Every time a massacre happens, we say “never again”. Now, “never again” is happening in Aleppo, as I write.
The government’s operation to recapture the rebel-held eastern part of the city is in its final stages and reports of atrocities are coming in.
The Syrian army is reportedly going from house to house and executing residents on the spot. At least 82 civilians, including women and children, were shot on Monday, according to a spokesperson for the UN High Commissioner for Human Rights.
Residents fear summary executions, forced disappearances, torture, and rape – a grim litany of war crimes. Meanwhile, the Syrian regime and the Russian government are ignoring calls for the safe passage of civilians from war-torn Aleppo, as more than 100,000 terrified people are still trapped inside the city.
If this story sounds familiar, that is because we have heard it before.

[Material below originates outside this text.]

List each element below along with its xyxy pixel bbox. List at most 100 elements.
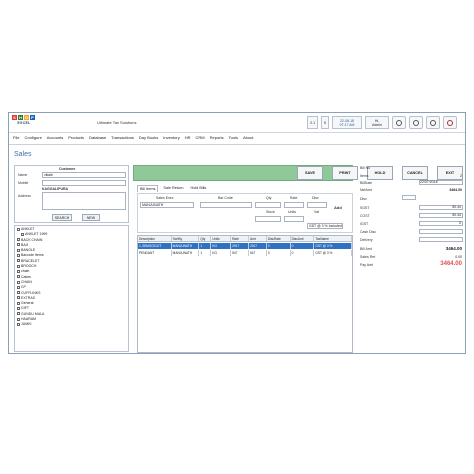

We have seen it on the killing fields of Cambodia, the ghost towns of Iraqi Kurdistan poisoned by chemical weapons, in the faces of machete-wielding Rwandans, the sieges of Sarajevo and Srebrenica, and the desert death camps of Darfur.
“Never again,” the world pledged in the wake of these atrocities. And yet the same horrors are now being inflicted on the people of Aleppo and we are reacting with much the same carelessness.
We cannot say we did not know. We knew then and we know now. We can watch in real time how terrified residents post their final “goodbyes” on social media.